Danis M, Patrick D L, Southerland L I, Green M L
Department of Medicine, School of Medicine, University of North Carolina, Chapel Hill 27514.
JAMA. 1988 Aug 12;260(6):797-802.
Medical ethics suggest that life-sustaining treatment decisions should be made with consideration for patients' preferences and quality of life. Patients were interviewed who were at least 55 years old and had experienced medical intensive care at a university hospital during a one-year period to determine their preferences regarding intensive care; family members were interviewed if the patient had died (n = 160). Seventy percent of patients and families were 100% willing to undergo intensive care again to achieve even one month of survival; 8% were completely unwilling to undergo intensive care to achieve any prolongation of survival. Preferences were poorly correlated with functional status or quality of life and were not altered by life expectancy for 82% of respondents. Age, severity of critical illness, length of stay, and charges for intensive care did not influence willingness to undergo intensive care. These data suggest that personal preferences may conflict with any health policy that limits the allocation of intensive care based on age, function, or quality of life.

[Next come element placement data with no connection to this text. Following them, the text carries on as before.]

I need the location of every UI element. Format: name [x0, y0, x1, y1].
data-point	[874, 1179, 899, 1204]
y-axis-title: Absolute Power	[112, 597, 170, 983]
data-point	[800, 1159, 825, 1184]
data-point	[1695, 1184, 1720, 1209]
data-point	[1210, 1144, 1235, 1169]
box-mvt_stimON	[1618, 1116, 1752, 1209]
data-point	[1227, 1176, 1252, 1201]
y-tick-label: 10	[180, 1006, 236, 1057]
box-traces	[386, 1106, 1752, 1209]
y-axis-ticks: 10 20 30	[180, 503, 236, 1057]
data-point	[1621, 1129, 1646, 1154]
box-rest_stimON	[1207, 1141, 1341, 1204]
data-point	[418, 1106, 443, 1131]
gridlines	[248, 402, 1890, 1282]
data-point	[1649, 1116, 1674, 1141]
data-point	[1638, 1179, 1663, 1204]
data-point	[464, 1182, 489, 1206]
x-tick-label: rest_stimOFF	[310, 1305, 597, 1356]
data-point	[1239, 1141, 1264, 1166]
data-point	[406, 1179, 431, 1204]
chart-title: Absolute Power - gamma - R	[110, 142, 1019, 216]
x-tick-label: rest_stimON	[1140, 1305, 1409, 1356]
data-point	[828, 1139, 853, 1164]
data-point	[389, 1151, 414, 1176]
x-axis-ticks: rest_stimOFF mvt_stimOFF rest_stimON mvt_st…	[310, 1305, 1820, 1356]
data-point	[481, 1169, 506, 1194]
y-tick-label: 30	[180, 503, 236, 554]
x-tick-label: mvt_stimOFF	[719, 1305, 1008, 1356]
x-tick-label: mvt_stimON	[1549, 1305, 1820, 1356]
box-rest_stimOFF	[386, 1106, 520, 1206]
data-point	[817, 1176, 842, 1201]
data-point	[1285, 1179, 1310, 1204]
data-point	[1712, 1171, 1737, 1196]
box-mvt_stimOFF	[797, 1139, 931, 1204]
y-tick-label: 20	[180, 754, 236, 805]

医学伦理表明,维持生命的治疗决策应考虑患者的偏好和生活质量。对年龄至少55岁且在一年时间内在大学医院接受过医疗重症监护的患者进行了访谈,以确定他们对重症监护的偏好;如果患者已去世,则对其家属进行访谈(n = 160)。70%的患者及其家属表示,哪怕只能多活一个月,也100%愿意再次接受重症监护;8%的患者及其家属完全不愿意接受重症监护以延长任何生存期。偏好与功能状态或生活质量的相关性较差,82%的受访者的偏好不会因预期寿命而改变。年龄、危重病的严重程度、住院时间和重症监护费用均不影响接受重症监护的意愿。这些数据表明,个人偏好可能与任何基于年龄、功能或生活质量来限制重症监护资源分配的卫生政策相冲突。